The third part of Nestlé’s shared value proposition is rural development, and it has considerable scope here as it has contracts with 690 000 farmers, many of them in Africa and other low and middle income countries. As I learnt at the World Economic Forum Africa meeting in Cape Town last year, African farmers have huge potential to improve production and efficiency. But they must do this while coping with many problems, including rising temperatures and falling rainfall. Working with farmers is again self-interest for Nestlé because it needs a sustainable supply chain, but it has given financial assistance to 44 000 farmers and trained 27 000 farmers in 2012.
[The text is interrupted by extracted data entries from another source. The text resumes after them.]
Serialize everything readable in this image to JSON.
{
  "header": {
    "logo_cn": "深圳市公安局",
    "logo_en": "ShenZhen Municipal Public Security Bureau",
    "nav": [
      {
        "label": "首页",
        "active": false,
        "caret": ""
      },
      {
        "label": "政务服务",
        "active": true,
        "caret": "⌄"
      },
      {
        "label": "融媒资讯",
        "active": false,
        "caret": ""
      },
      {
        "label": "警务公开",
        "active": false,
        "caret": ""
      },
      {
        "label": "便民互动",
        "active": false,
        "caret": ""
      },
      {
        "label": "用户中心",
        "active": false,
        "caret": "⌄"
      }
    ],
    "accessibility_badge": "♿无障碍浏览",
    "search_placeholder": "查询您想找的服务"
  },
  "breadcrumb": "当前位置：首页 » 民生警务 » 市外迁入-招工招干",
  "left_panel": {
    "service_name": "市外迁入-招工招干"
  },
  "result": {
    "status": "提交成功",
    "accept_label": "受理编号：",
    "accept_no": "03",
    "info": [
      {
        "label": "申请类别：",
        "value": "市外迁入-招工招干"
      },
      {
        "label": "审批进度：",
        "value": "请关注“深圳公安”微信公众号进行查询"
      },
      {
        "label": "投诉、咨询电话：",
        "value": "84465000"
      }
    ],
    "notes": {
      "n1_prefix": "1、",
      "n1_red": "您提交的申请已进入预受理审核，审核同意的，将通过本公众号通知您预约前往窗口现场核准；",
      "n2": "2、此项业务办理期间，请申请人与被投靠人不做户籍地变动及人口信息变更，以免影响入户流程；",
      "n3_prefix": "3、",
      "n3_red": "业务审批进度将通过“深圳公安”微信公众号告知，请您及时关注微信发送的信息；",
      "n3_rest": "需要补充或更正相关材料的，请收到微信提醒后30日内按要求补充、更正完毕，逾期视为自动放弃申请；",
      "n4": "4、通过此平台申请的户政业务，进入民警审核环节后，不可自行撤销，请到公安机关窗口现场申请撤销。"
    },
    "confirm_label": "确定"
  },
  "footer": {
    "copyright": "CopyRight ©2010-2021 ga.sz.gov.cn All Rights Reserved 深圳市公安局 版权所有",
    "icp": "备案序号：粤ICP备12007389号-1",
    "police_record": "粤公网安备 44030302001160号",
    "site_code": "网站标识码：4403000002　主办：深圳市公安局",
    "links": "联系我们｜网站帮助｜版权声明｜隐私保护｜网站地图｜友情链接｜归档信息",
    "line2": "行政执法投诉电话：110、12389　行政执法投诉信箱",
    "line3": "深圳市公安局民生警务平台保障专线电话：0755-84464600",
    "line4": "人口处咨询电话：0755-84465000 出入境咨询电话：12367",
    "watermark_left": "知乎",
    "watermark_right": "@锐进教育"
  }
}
Just as there is division in the outside world so there is division within companies, and classically the researchers are keen on promoting health and the marketing people sceptical that financial targets can be met through encouraging healthy products. Voûte said, however, that with growing global concern over obesity the marketing people do not want Nestlé to be seen as part of the problem.
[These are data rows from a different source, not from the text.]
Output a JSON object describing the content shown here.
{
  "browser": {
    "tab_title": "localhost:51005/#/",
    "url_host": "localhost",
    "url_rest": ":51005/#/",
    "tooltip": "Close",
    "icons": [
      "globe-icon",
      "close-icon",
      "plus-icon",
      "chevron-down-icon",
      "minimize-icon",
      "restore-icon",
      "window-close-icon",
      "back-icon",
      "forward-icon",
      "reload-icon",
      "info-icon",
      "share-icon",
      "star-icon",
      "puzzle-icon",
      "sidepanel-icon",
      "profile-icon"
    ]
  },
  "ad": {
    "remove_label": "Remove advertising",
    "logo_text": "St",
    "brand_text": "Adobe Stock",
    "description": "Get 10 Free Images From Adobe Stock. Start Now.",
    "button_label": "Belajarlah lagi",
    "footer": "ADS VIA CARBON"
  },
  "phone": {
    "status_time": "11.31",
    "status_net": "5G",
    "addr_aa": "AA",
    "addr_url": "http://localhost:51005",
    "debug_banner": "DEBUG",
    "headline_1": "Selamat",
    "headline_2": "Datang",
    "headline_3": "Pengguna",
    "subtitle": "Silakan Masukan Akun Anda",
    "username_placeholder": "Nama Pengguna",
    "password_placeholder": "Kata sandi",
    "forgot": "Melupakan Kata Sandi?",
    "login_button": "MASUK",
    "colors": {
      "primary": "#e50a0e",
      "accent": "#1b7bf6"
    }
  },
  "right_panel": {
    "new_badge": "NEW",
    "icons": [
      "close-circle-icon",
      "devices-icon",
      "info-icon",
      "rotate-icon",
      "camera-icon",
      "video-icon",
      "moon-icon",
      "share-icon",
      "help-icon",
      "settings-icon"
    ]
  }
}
To many readers (if there are any) I must sound like an apologist for Nestlé, and when I attended the United Nations meeting on NCD in 2011 I spent some 40 minutes in a queue with a woman who talked without interruption about the evils of for-profit companies in general and Nestlé in particular. She would presumably like a world without such companies, but it’s impossible to imagine such a world. There will, of course, be times when the interests of the companies conflict with broader social interests, but that’s true of all organisations and individuals. (See our essay on the fallacy of impartiality). I’m convinced that companies like Nestlé have a vital role to play in promoting environmental sustainability and health, but just as we must all keep a critical eye on governments, so we must on companies.
Competing interest: RS works for a for-profit company, is the chair of a for-profit startup, and spent a year (at the expense of the BMJ) at the Stanford Business School, all of which probably incline him towards supporting for-profit businesses. And he’s a trustee of C3 Collaborating for Health, which avowedly believes that we can prevent the epidemic of NCD only with a “whole of society, whole of government” approach, which includes private companies. RS has no financial connections with Nestlé and doesn’t like instant coffee, but does enjoy chocolate.
Richard Smith was the editor of the BMJ until 2004 and is director of the United Health Group’s chronic disease initiative.